Again I am just establishing some preliminary stuff...but need confirmation on my calculations.

[CuCN]

If you draw A, your likelihood of drawing B goes down slightly because that A is taking up a spot in your hand that B now can't be in. Therefore the chance of drawing A and B is slightly less than the product of the chances of drawing them individually.

[Keeps]

I do think my thoughts above could be simplified a lot, the equations can too, part of what I put down was an extended version to 1.) Show my point.  2.) Show the various questions that could be asked.

My point was simply it depends on each question and each event, so since you seem to understand this we could continue on expanding this, a simplified version or subset of equations could be helpful to those here.

So,

Your question for your second thought is also correct for the conditions of 1 of each card 3 cards for the combination 60 total cards.

But you will need to separate out the power of the ^3 for each one once you go beyond that, as A,B,C can have different counts, also the required cards for a combination so 2 of nova to play a SoPa, could have different accounts, if you want to simplify that to the Count of (A,B,C) is the Same and the required Count(Combo(A,B,C) is always 1, we could produce a much more simplified model along the lines you are going for.

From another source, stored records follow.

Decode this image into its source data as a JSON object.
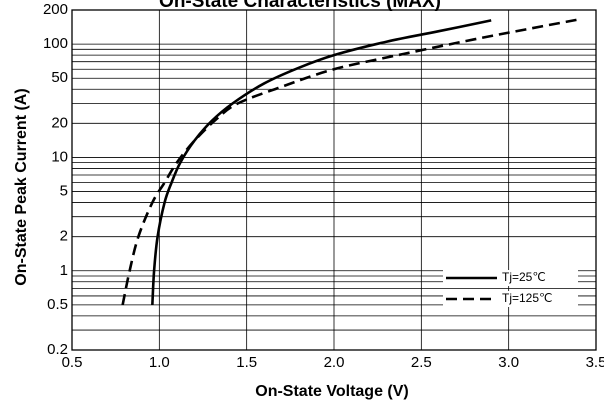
{
  "chart_data": {
    "type": "line",
    "title": "On-State Characteristics (MAX)",
    "xlabel": "On-State Voltage (V)",
    "ylabel": "On-State Peak Current (A)",
    "xlim": [
      0.5,
      3.5
    ],
    "ylim": [
      0.2,
      200
    ],
    "yscale": "log",
    "grid": true,
    "legend_position": "bottom-right",
    "x_ticks": [
      "0.5",
      "1.0",
      "1.5",
      "2.0",
      "2.5",
      "3.0",
      "3.5"
    ],
    "x_tick_values": [
      0.5,
      1.0,
      1.5,
      2.0,
      2.5,
      3.0,
      3.5
    ],
    "y_ticks": [
      "0.2",
      "0.5",
      "1",
      "2",
      "5",
      "10",
      "20",
      "50",
      "100",
      "200"
    ],
    "y_tick_values": [
      0.2,
      0.5,
      1,
      2,
      5,
      10,
      20,
      50,
      100,
      200
    ],
    "series": [
      {
        "name": "Tj=25℃",
        "style": "solid",
        "color": "#000000",
        "points": [
          [
            0.96,
            0.5
          ],
          [
            0.97,
            1
          ],
          [
            0.99,
            2
          ],
          [
            1.03,
            4
          ],
          [
            1.07,
            6
          ],
          [
            1.12,
            9
          ],
          [
            1.2,
            14
          ],
          [
            1.3,
            21
          ],
          [
            1.42,
            30
          ],
          [
            1.6,
            45
          ],
          [
            1.8,
            62
          ],
          [
            2.0,
            80
          ],
          [
            2.3,
            105
          ],
          [
            2.6,
            130
          ],
          [
            2.9,
            162
          ]
        ]
      },
      {
        "name": "Tj=125℃",
        "style": "dashed",
        "color": "#000000",
        "points": [
          [
            0.79,
            0.5
          ],
          [
            0.83,
            1
          ],
          [
            0.88,
            2
          ],
          [
            0.96,
            4
          ],
          [
            1.03,
            6
          ],
          [
            1.1,
            9
          ],
          [
            1.2,
            14
          ],
          [
            1.33,
            22
          ],
          [
            1.45,
            30
          ],
          [
            1.7,
            42
          ],
          [
            2.0,
            60
          ],
          [
            2.4,
            82
          ],
          [
            2.8,
            110
          ],
          [
            3.1,
            135
          ],
          [
            3.4,
            165
          ]
        ]
      }
    ]
  }
}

So it leaves only the challenge of simplifying if you draw A, B, or C...  and you don't need it anymore, what are the odds of drawing the cards you are missing,

[Savage]

Again thank you for confirming.

Ok, so to extend, we can actually model an equation based off this model ==> (1/60+1/59+1/58+1/57+1/56+1/55+1/54)^3

Now, lets only talk about the person who goes first in a game. They will only have 7 cards. There is, how ever, the possibility to get even more cards on this turn. Again, lets still use a 60 card deck.

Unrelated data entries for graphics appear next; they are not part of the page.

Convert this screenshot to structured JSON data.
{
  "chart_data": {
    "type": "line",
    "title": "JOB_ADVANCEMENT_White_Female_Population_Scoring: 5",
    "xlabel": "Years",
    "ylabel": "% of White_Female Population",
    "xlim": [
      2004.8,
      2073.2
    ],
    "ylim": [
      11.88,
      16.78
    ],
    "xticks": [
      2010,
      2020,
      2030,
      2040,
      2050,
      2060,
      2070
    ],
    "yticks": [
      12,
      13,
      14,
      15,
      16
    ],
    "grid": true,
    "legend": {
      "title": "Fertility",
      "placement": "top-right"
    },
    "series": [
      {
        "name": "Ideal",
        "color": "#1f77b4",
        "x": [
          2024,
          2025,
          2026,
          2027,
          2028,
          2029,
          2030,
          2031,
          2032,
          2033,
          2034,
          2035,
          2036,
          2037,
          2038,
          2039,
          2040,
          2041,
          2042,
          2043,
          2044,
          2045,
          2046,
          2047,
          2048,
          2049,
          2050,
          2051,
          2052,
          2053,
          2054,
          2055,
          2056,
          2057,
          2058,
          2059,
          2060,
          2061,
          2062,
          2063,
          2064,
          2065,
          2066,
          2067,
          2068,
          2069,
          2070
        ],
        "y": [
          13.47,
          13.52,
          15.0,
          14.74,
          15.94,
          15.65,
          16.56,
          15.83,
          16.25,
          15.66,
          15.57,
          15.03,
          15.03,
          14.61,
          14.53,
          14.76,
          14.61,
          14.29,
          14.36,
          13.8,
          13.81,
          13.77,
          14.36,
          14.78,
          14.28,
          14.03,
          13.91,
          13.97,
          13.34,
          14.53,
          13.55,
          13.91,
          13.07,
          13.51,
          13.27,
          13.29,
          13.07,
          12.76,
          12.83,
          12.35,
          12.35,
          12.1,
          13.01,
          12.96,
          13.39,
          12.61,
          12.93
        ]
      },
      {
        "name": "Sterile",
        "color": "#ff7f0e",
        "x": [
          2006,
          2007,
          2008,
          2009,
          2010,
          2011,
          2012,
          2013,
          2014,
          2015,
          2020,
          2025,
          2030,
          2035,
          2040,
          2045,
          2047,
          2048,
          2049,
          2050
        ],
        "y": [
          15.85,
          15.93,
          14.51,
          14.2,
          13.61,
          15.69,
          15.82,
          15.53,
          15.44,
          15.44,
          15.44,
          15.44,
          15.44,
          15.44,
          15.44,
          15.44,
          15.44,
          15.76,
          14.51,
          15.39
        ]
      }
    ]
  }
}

Nightmare: has no effect (if we were talking about the second person, this actually would add to the probability)
SoB: will only draw 1 card because our opponent has 1 card slot
SoS: You could technically use up to all 6 of them assuming they draw you pillars and pillars (but to calculate that out would be a waste of time IMO)
Precognition: Can add up to 1-6 cards
Hourglass: has no effect if we stay on the 'first turn' assumption
Fractal: if you are looking for 6 of the same card, this could affect the probability

I believe we can model a good equation based off the 'first turn' and talking about the player going first.
If we stick to this, hourglass and nightmare become useless and since fractal adds such a minuscule adjustment I think we can throw out that option as having any real difference.

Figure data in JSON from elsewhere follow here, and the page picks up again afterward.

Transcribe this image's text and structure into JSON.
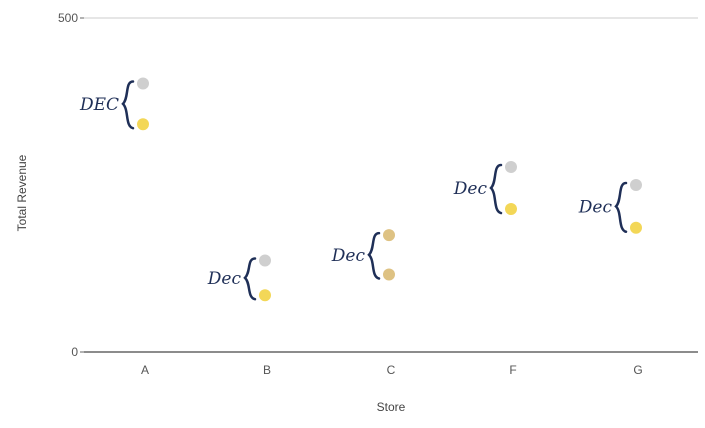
{
  "chart_data": {
    "type": "scatter",
    "title": "",
    "xlabel": "Store",
    "ylabel": "Total Revenue",
    "categories": [
      "A",
      "B",
      "C",
      "F",
      "G"
    ],
    "ylim": [
      0,
      500
    ],
    "yticks": [
      "0",
      "500"
    ],
    "grid": false,
    "series": [
      {
        "color": "#cccccc",
        "values": [
          402,
          137,
          null,
          277,
          250
        ]
      },
      {
        "color": "#f2d54e",
        "values": [
          341,
          85,
          null,
          214,
          186
        ]
      },
      {
        "color": "#dcbf7c",
        "values": [
          null,
          null,
          175,
          null,
          null
        ]
      },
      {
        "color": "#dcbf7c",
        "values": [
          null,
          null,
          116,
          null,
          null
        ]
      }
    ],
    "annotations": [
      {
        "category": "A",
        "text": "DEC"
      },
      {
        "category": "B",
        "text": "Dec"
      },
      {
        "category": "C",
        "text": "Dec"
      },
      {
        "category": "F",
        "text": "Dec"
      },
      {
        "category": "G",
        "text": "Dec"
      }
    ]
  },
  "colors": {
    "annotation_ink": "#1f2f57",
    "axis": "#666666"
  }
}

So, lets talk about SoB (and SoB without any of the others)
How would you model the changes in the equation? Again, 60 card deck and also, what parameters should we set? (type of deck and depending on what type of deck, a good pillar to non pillar card ratio).

[Keeps]

Again thank you for confirming.

Ok, so to extend, we can actually model an equation based off this model ==> (1/60+1/59+1/58+1/57+1/56+1/55+1/54)^3

Just to clarify, Only if it's 1 card of each distinct card in a 3 card combo is that correct.  If that's the question then this can be used, otherwise, it can't.

Now, lets only talk about the person who goes first in a game. They will only have 7 cards. There is, how ever, the possibility to get even more cards on this turn. Again, lets still use a 60 card deck.

That's fine so our model now has these assumptions:
1.) The player goes first
2.) The player has a 3 card combo, The 3 cards are in the deck of only 1 instance.
3.) The deck has 60 cards.

Card that can immediate cause addition draw events
Time Pillar, Pendulum or Nova + Precognition can generate 1 draw event
Fire Pillar, Pendulum or Nova + SoBr can generate up to 1 draw event

On this turn

Cards that can generate the required card for the combination
If SoS has said card in it's list
2 Novas or 2 Entropy Pillars, Pendulums + SoS will have a 3 card generation.

Since per the model the desired card combo has 3 distinct cards, Fractal does not apply



Now regardless you are getting ahead of yourself, because you haven't answered the last challenge I stated.   Because of that, you won't realize what is needed to be calculated for this event.